The biggest problem has been at long-term care facilities such as nursing homes and rehabilitation centers. The Utah Department of Health said, as of Friday, 826 health care workers at long-term facilities have contracted the virus.
Finding labor was difficult for these centers even before the pandemic, and staffing troubles have only grown worse at long-term care facilities where outbreaks have occurred.
Allie Spangler, director of membership for the Utah Health Care Association, said Friday that the Utah National Guard recently had to provide staff at one facility, Medallion Manor in Provo.
Representatives of Utah’s three major hospital networks, Intermountain Healthcare, University of Utah Health and MountainStar Healthcare, all said they have not yet had staffing shortages due to workers contracting the coronavirus.
Utah’s medical sector has warned repeatedly, however, that continued outbreaks among the general populace are increasing the number of patients needing hospitalization. That could strain health care workers, placing them at further risk, and cut into staffing at hospitals.

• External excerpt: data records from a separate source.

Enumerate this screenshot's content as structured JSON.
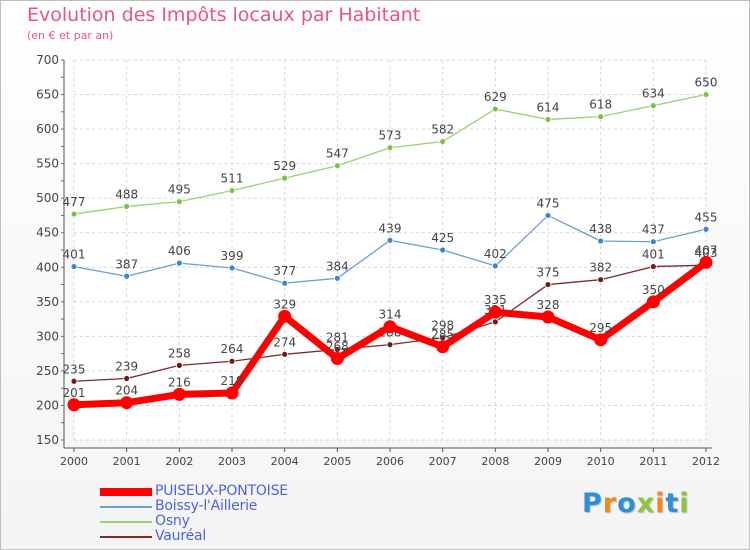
{
  "title": "Evolution des Impôts locaux par Habitant",
  "subtitle": "(en € et par an)",
  "logo": {
    "letters": [
      "P",
      "r",
      "o",
      "x",
      "i",
      "t",
      "i"
    ],
    "colors": [
      "#2e8fd6",
      "#f08a1c",
      "#2e8fd6",
      "#8cc63f",
      "#f08a1c",
      "#2e8fd6",
      "#8cc63f"
    ]
  },
  "chart_data": {
    "type": "line",
    "title": "Evolution des Impôts locaux par Habitant",
    "subtitle": "(en € et par an)",
    "x": [
      "2000",
      "2001",
      "2002",
      "2003",
      "2004",
      "2005",
      "2006",
      "2007",
      "2008",
      "2009",
      "2010",
      "2011",
      "2012"
    ],
    "ylim": [
      150,
      700
    ],
    "yticks": [
      150,
      200,
      250,
      300,
      350,
      400,
      450,
      500,
      550,
      600,
      650,
      700
    ],
    "grid": true,
    "legend": "bottom-left",
    "series": [
      {
        "name": "PUISEUX-PONTOISE",
        "color": "#ff0000",
        "values": [
          201,
          204,
          216,
          218,
          329,
          268,
          314,
          285,
          335,
          328,
          295,
          350,
          407
        ]
      },
      {
        "name": "Boissy-l'Aillerie",
        "color": "#6a9fd2",
        "values": [
          401,
          387,
          406,
          399,
          377,
          384,
          439,
          425,
          402,
          475,
          438,
          437,
          455
        ]
      },
      {
        "name": "Osny",
        "color": "#9ad06e",
        "values": [
          477,
          488,
          495,
          511,
          529,
          547,
          573,
          582,
          629,
          614,
          618,
          634,
          650
        ]
      },
      {
        "name": "Vauréal",
        "color": "#7a2a2a",
        "values": [
          235,
          239,
          258,
          264,
          274,
          281,
          288,
          298,
          321,
          375,
          382,
          401,
          403
        ]
      }
    ]
  }
}
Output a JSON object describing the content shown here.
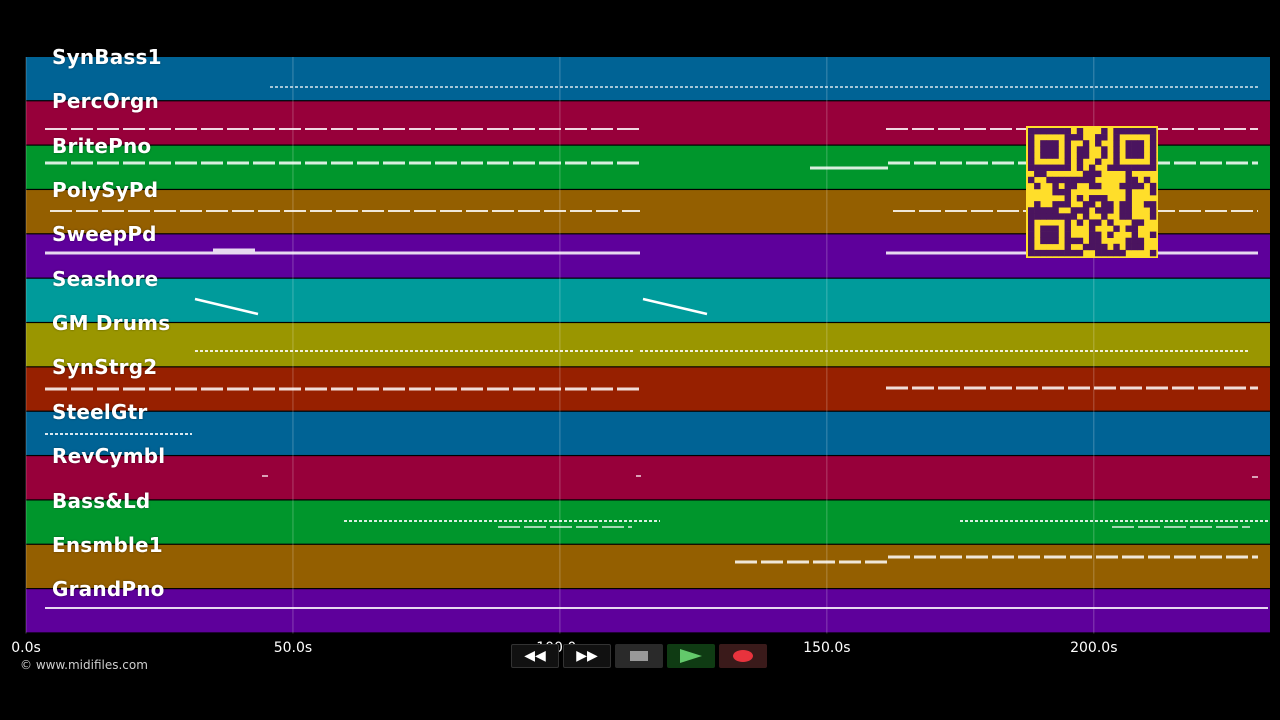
{
  "tracks": [
    {
      "name": "SynBass1",
      "color": "#006395"
    },
    {
      "name": "PercOrgn",
      "color": "#97003a"
    },
    {
      "name": "BritePno",
      "color": "#00962c"
    },
    {
      "name": "PolySyPd",
      "color": "#945f00"
    },
    {
      "name": "SweepPd",
      "color": "#5e009b"
    },
    {
      "name": "Seashore",
      "color": "#009b9b"
    },
    {
      "name": "GM Drums",
      "color": "#9a9600"
    },
    {
      "name": "SynStrg2",
      "color": "#972000"
    },
    {
      "name": "SteelGtr",
      "color": "#006395"
    },
    {
      "name": "RevCymbl",
      "color": "#97003a"
    },
    {
      "name": "Bass&Ld",
      "color": "#00962c"
    },
    {
      "name": "Ensmble1",
      "color": "#945f00"
    },
    {
      "name": "GrandPno",
      "color": "#5e009b"
    }
  ],
  "timeline": {
    "duration_s": 233,
    "ticks": [
      "0.0s",
      "50.0s",
      "100.0s",
      "150.0s",
      "200.0s"
    ]
  },
  "copyright": "© www.midifiles.com",
  "transport": {
    "rewind_label": "◀◀",
    "forward_label": "▶▶"
  },
  "qr_code": {
    "colors": {
      "fg": "#4a145f",
      "bg": "#ffde2a"
    }
  }
}
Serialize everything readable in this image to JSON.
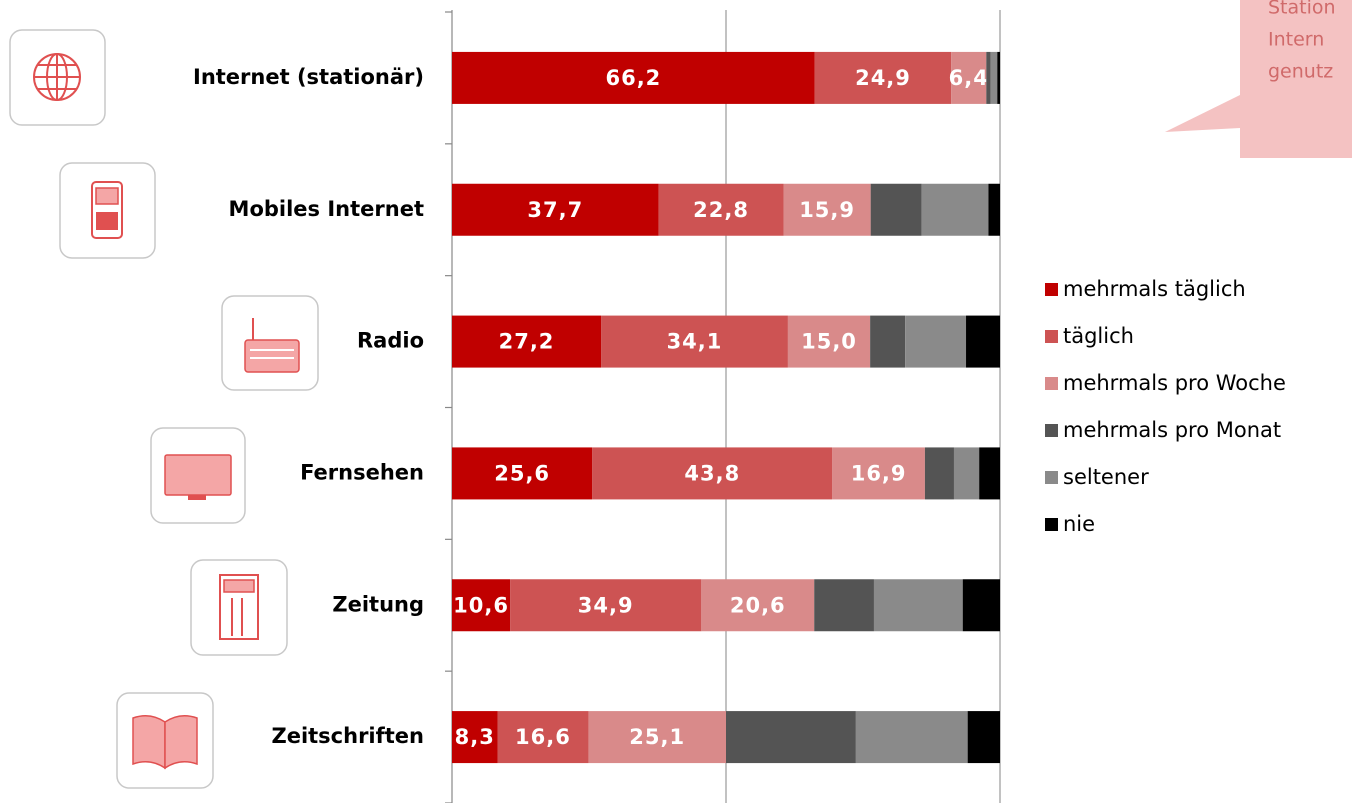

Not surprisingly, health care professionals have been deemed essential employees. If they are exposed to the virus but do not show symptoms, they can be exempt from quarantine recommendations and report to work, according to the Centers for Disease Control and Prevention.
Trevor Warner, a spokesman for the Davis County Health Department, which has reported 210 infected medical workers, said a national conversation took place early in the pandemic about how to manage critical infrastructure employees. The consensus: It would be too devastating to close a hospital.
“While it’s not ideal” to have exposed — though still seemingly healthy — medical professionals working, Warner said Friday, “it’s one of those things that’s been deemed necessary to keep these essential businesses open for our public.”
‘A tall order'
Simonis and her husband, Dean Tanner, are both emergency room doctors for Indian Health Service. They live in Salt Lake City and commute to the Navajo and Hopi nations every two weeks to work.
They left Salt Lake City on March 4, as COVID-19 arrived in the Four Corners region, and stayed on the reservations until June 8.
The COVID-19 tent in Gallup, N.M., where Simonis was working, had plenty of personal protective equipment, she said. Still, the risk of contracting COVID-19 was always in play.
“You’re relying not only on yourself,” she said, “but everybody who’s in that emergency room — the nurses, the patients, the techs — to use their PPE correctly 100% of the time. That’s a tall order.”
Simonis doubts she contracted the virus from a patient, around whom she always wore PPE. Simonis removed the equipment to eat her meals in a break room with other hospital staff. It’s possible, she said, she picked up the virus there or when shopping for groceries.
Her case turned out to be mild. She had two days of fever and about a week of headaches, body aches and nasal congestion. She never developed a cough or grew short of breath — and has returned to work.
Simonis and Tanner have an apartment near their work on the Navajo Nation. When she developed symptoms, her husband traveled to another hospital on the Hopi reservation to work and stay to allow Simonis to isolate.
The following week, Simonis said, he went to a motel. He’s been tested five times, she said, but has never been positive for the virus.
“If I would have had to go home,” Simonis said, “like the nurses I worked with who had their kids at home — how can you isolate yourself when you’re not feeling well? It just seems so difficult to keep this from spreading when you can’t be alone.”